The characters in the Lily Trilogy are as real as your own family, and as flawed. Yet, there is a theme of redemption which starts faintly at first. As a 30-something Lily walks her frail aunt down the nursing home corridors to patiently feed her meatloaf and mashed potatoes even though she has long ago lost her sense of taste, Lily gives the love Bev meted out to her in tiny pinches, in unmeasured generosity Bev knows she doesn't deserve. Lily's prodigious love changes and heals Bev, not by taking away the suffering of losing control of her limbs to the Parkinson's, but by helping her to see beyond this life, to an eternal love mirrored in the gentle touch of the soft hands of a young woman whom the world rejects.

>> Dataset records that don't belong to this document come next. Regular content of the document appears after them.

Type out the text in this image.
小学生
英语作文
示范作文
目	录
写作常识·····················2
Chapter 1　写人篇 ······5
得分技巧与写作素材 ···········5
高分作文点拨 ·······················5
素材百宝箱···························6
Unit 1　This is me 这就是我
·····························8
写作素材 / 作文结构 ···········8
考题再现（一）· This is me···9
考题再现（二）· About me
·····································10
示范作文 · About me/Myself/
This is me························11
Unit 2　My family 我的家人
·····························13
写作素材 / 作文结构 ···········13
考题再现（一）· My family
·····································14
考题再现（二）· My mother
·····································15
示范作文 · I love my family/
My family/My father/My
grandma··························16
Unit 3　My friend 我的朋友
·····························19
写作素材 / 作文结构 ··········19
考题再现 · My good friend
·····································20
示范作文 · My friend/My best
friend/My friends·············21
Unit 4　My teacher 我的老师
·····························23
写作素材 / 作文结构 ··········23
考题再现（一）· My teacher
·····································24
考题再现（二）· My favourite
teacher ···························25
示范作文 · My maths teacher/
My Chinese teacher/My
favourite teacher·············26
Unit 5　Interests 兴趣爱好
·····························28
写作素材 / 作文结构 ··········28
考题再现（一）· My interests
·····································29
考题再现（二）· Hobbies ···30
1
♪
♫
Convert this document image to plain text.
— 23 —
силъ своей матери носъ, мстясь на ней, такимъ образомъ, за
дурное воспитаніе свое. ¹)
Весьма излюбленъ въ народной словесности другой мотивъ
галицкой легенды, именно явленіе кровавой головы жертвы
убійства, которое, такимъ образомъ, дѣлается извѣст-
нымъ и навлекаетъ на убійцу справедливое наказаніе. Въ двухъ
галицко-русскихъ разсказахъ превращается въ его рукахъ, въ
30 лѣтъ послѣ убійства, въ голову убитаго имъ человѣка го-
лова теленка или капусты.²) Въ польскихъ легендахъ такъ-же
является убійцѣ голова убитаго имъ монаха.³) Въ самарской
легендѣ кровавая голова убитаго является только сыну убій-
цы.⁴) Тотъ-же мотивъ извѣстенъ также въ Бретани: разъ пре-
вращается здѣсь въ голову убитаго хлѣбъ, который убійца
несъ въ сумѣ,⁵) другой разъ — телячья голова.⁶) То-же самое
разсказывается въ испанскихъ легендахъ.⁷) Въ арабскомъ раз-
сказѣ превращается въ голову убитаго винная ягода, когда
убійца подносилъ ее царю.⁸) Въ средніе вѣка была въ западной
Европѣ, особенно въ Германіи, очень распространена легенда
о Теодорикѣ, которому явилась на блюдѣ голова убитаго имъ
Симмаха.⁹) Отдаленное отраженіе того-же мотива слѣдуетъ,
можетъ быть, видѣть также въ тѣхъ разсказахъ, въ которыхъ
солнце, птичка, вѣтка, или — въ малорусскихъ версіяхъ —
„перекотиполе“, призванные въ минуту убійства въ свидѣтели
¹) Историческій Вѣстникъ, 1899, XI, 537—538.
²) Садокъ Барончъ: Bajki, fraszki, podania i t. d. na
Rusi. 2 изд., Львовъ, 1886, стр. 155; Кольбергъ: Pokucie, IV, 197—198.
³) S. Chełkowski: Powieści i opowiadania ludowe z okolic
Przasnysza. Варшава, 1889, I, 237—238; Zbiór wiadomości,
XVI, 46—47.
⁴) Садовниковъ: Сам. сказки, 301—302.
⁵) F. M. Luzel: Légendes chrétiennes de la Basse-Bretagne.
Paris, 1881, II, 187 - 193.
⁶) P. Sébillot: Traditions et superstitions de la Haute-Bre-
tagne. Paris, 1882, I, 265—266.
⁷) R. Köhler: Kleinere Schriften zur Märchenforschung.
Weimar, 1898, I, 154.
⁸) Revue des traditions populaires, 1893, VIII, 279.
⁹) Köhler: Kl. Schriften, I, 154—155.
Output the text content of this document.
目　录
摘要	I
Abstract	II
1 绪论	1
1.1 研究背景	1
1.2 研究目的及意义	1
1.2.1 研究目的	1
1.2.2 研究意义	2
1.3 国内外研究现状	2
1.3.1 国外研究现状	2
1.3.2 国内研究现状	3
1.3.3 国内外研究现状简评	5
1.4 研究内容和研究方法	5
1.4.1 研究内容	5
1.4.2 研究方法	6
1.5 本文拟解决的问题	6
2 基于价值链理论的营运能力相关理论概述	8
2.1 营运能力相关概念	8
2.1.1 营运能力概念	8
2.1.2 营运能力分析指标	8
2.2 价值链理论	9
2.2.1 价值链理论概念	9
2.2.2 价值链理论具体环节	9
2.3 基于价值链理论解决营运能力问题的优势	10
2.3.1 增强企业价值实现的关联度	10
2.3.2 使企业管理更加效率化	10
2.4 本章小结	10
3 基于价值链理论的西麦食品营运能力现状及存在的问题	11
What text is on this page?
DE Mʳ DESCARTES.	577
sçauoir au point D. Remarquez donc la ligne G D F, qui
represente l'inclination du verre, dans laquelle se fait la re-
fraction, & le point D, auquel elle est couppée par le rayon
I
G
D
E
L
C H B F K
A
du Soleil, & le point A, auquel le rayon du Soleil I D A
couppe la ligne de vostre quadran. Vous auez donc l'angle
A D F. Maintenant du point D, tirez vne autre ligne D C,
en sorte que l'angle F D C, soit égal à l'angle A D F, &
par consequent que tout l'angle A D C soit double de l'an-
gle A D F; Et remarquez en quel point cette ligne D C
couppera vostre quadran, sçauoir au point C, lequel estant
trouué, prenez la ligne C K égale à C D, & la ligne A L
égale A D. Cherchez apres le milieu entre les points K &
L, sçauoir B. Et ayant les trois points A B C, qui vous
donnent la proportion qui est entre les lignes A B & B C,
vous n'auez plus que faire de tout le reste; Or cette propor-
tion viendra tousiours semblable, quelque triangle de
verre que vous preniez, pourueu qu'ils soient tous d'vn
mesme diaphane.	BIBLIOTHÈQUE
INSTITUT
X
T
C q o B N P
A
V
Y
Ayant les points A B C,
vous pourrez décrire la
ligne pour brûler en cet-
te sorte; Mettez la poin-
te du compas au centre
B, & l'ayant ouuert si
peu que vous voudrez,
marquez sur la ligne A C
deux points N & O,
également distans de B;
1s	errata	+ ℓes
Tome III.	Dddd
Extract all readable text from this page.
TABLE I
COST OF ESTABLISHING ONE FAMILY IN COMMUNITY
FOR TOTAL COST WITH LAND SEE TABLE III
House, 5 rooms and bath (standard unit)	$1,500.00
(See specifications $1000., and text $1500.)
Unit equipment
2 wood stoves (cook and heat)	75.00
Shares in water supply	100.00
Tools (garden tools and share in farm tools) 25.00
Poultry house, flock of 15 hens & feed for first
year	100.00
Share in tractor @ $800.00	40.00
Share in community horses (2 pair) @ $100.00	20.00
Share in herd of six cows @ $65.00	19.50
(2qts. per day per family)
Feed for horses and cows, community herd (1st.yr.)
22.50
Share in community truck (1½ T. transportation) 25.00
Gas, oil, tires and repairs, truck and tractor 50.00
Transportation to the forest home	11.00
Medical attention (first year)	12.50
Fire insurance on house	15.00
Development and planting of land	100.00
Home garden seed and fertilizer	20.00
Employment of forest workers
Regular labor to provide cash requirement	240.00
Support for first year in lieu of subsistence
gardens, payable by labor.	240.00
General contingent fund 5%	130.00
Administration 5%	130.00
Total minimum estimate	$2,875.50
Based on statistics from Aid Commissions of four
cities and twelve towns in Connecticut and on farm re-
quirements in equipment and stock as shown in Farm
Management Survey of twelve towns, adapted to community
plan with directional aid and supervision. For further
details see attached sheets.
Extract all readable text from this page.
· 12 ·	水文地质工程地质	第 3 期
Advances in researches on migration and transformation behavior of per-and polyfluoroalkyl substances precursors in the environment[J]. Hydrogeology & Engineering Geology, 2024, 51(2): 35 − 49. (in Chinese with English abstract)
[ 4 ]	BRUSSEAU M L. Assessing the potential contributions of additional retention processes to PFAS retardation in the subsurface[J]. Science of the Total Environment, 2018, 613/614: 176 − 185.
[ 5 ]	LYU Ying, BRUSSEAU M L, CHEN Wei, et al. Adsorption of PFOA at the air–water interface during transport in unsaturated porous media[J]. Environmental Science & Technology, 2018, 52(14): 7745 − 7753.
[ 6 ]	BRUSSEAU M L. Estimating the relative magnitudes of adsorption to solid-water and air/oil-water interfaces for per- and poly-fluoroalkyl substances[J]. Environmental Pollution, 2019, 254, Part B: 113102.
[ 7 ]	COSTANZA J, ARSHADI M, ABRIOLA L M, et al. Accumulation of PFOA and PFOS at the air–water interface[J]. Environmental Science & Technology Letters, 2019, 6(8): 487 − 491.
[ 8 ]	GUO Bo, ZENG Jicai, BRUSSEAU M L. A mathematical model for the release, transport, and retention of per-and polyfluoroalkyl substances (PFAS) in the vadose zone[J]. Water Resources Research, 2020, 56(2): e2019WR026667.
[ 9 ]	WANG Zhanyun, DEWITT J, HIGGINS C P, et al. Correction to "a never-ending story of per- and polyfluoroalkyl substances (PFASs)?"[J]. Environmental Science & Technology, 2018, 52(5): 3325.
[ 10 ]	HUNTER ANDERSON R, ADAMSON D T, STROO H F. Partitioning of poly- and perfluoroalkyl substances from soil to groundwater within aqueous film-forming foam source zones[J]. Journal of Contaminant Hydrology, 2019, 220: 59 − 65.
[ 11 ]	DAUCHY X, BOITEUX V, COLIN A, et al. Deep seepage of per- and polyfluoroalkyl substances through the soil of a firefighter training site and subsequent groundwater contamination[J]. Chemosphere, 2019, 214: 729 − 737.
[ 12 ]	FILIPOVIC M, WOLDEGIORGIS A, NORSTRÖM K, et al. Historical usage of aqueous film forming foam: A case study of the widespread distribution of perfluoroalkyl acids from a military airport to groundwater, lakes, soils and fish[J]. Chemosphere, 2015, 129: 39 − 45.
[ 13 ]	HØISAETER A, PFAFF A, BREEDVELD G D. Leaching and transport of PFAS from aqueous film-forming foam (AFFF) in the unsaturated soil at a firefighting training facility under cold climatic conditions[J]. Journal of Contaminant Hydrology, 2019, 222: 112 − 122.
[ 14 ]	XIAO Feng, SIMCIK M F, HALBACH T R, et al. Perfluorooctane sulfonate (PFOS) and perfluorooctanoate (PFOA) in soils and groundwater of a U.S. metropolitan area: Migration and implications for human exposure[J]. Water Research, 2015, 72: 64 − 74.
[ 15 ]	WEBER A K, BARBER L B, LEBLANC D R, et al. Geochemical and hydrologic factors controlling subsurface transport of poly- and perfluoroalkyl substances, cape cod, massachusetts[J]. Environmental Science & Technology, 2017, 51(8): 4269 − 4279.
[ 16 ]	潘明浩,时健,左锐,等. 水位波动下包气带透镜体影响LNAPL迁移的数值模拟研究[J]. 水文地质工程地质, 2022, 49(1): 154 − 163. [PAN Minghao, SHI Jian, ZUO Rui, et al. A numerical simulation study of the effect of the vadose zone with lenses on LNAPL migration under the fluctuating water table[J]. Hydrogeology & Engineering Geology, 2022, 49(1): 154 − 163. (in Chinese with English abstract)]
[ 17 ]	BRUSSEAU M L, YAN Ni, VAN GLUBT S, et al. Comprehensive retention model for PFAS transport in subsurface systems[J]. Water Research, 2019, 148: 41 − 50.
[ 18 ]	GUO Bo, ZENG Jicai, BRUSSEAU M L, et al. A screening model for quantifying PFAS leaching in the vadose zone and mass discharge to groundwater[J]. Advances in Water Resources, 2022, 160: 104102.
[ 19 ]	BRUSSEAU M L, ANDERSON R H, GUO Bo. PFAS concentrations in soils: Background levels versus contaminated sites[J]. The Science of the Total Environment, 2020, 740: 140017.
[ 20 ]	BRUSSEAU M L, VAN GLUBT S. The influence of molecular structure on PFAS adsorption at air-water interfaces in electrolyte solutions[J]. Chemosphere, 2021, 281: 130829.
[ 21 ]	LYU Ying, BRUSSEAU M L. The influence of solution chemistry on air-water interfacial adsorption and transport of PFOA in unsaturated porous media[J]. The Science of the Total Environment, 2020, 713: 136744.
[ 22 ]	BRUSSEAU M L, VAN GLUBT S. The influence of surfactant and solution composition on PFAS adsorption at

The power of selfishness to destroy lives versus the power of self-giving love to restore hope is the theme of this amazing story set in the future. Strange as it was to see dates like 2066 written as dates in the past of the novel's characters, this is no science fiction book. It is a story about real people who resemble people around us, whose flaws hurt and whose love heals us, and the hope that turns despair into love though the power of pure intentions.
The Lily Trilogy are the most Catholic of books in that the glory of the fullness of truth well lived and the devastating consequences of the culture of death are juxtaposed in stunning relief. The story tells it all, with profound relationships and moving symbolism and enough realistic detail to remind the reader of a similar drama in their own lives.
Each time I reluctantly put the books down, I hugged my 9-year-old daughter with Down's syndrome and saw heretofore unappreciated qualities in my family. The books make me want to thank her for the joy she has brought to us, and not to fear what her adulthood will bring. The Lily Trilogy filled my heart with gratitude for my family, and made me determined to be the catalyst of God's healing in my family.
Give it to your mother for Mother's Day and let a little of Lily’s light intertwine in your own life. As a mother, these are the novels I want my daughters losing themselves in this summer. I want to sit outside with cups of tea in the summer twilight and talk about Lily, Beth, Pablo, and Terry. Then, I want to pick up the books and visit them again.